Center for Neurobiology and Behavior, Department of Psychiatry, University of Pennsylvania Perelman School of Medicine, Philadelphia, PA, USA.
Clinical Pharmacology and Therapeutics Research Branch, Intramural Research Program, National Institute on Drug Abuse, Baltimore, MD, USA.
Pharmacogenomics J. 2019 Jun;19(3):260-268. doi: 10.1038/s41397-018-0065-x. Epub 2018 Oct 27.
Many patients with opioid use disorder do not have successful outcomes during treatment but the underlying reasons are not well understood. An OPRD1 variant (rs678849) was previously associated with methadone and buprenorphine efficacy in African-Americans with opioid use disorder.

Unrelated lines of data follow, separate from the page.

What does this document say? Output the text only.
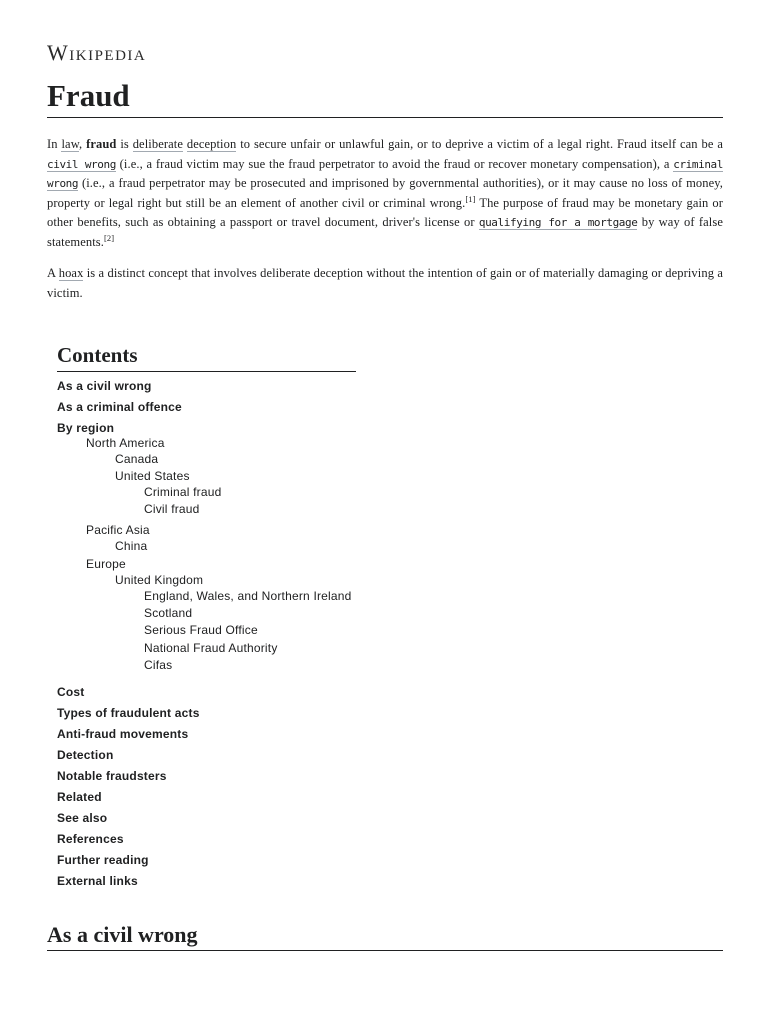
Wikipedia
Fraud

In law, fraud is deliberate deception to secure unfair or unlawful gain, or to deprive a victim of a legal right. Fraud itself can be a civil wrong (i.e., a fraud victim may sue the fraud perpetrator to avoid the fraud or recover monetary compensation), a criminal wrong (i.e., a fraud perpetrator may be prosecuted and imprisoned by governmental authorities), or it may cause no loss of money, property or legal right but still be an element of another civil or criminal wrong.[1] The purpose of fraud may be monetary gain or other benefits, such as obtaining a passport or travel document, driver's license or qualifying for a mortgage by way of false statements.[2]

A hoax is a distinct concept that involves deliberate deception without the intention of gain or of materially damaging or depriving a victim.

Contents
As a civil wrong
As a criminal offence
By region
North America
Canada
United States
Criminal fraud
Civil fraud
Pacific Asia
China
Europe
United Kingdom
England, Wales, and Northern Ireland
Scotland
Serious Fraud Office
National Fraud Authority
Cifas
Cost
Types of fraudulent acts
Anti-fraud movements
Detection
Notable fraudsters
Related
See also
References
Further reading
External links
As a civil wrong
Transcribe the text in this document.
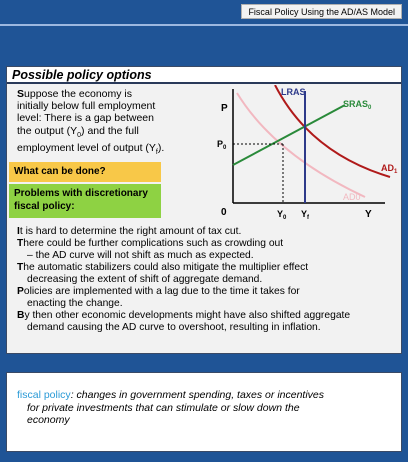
Fiscal Policy Using the AD/AS Model
Possible policy options
Suppose the economy is
initially below full employment
level: There is a gap between
the output $(Y_0)$ and the full
employment level of output $(Y_f)$.
What can be done?
Problems with discretionary
fiscal policy:
P
Y
0
LRAS
$SRAS_0$
$AD_1$
AD0
$P_0$
$Y_0$ $Y_f$

It is hard to determine the right amount of tax cut.

There could be further complications such as crowding out

– the AD curve will not shift as much as expected.

The automatic stabilizers could also mitigate the multiplier effect

decreasing the extent of shift of aggregate demand.

Policies are implemented with a lag due to the time it takes for

enacting the change.

By then other economic developments might have also shifted aggregate

demand causing the AD curve to overshoot, resulting in inflation.

fiscal policy: changes in government spending, taxes or incentives
for private investments that can stimulate or slow down the
economy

The objective of this study was to determine if the effect of rs678849 on opioid use disorder treatment outcome could be replicated in an independent population. Participants were recruited from African-American patients who had participated in previous studies of methadone or buprenorphine treatment at the outpatient treatment research clinic of the NIDA Intramural Research Program in Baltimore, MD, USA between 2000 and 2017. Rs678849 was genotyped retrospectively, and genotypes were compared with urine drug screen results from the previous studies for opioids other than the one prescribed for treatment. Genotypes were available for 24 methadone patients and 55 buprenorphine patients. After controlling for demographics, the effect of rs678849 genotype was significant in the buprenorphine treatment group (RR = 1.69, 95% confidence interval (CI) 1.59-1.79, p = 0.021). Buprenorphine patients with the C/C genotype were more likely to have opioid-positive drug screens than individuals with the C/T or T/T genotypes, replicating the original pharmacogenetic finding. The effect of genotype was not significant in the methadone group (p = 0.087). Thus, the genotype at rs678849 is associated with buprenorphine efficacy in African-Americans being treated for opioid use disorder. This replication suggests that rs678849 genotype may be a valuable pharmacogenetic marker for deciding which opioid use disorder medication to prescribe in this population.
许多患有阿片类药物使用障碍的患者在治疗过程中没有取得成功,但其中的原因尚不清楚。先前的研究表明,OPRD1 变体(rs678849)与阿片类药物使用障碍的非洲裔美国人中美沙酮和丁丙诺啡的疗效有关。本研究的目的是确定 rs678849 对阿片类药物使用障碍治疗结果的影响是否可以在一个独立的人群中得到复制。参与者是从美国马里兰州巴尔的摩 NIDA 院内研究计划的门诊治疗研究诊所参加过去美沙酮或丁丙诺啡治疗研究的非洲裔美国人患者中招募的。rs678849 是通过回顾性基因分型来确定的,并将其与之前研究中除了用于治疗的药物之外的其他阿片类药物的尿液药物检测结果进行比较。rs678849 基因型可用于 24 名美沙酮患者和 55 名丁丙诺啡患者。在控制人口统计学因素后,rs678849 基因型在丁丙诺啡治疗组中的作用显著(RR=1.69,95%置信区间(CI)1.59-1.79,p=0.021)。C/C 基因型的丁丙诺啡患者比 C/T 或 T/T 基因型的患者更有可能出现阿片类药物阳性药物检测结果,复制了最初的药物遗传学发现。基因型在美沙酮组中的作用不显著(p=0.087)。因此,rs678849 基因型与接受阿片类药物使用障碍治疗的非洲裔美国人丁丙诺啡的疗效有关。这种复制表明,rs678849 基因型可能是决定在该人群中开哪种阿片类药物使用障碍药物的有价值的药物遗传学标志物。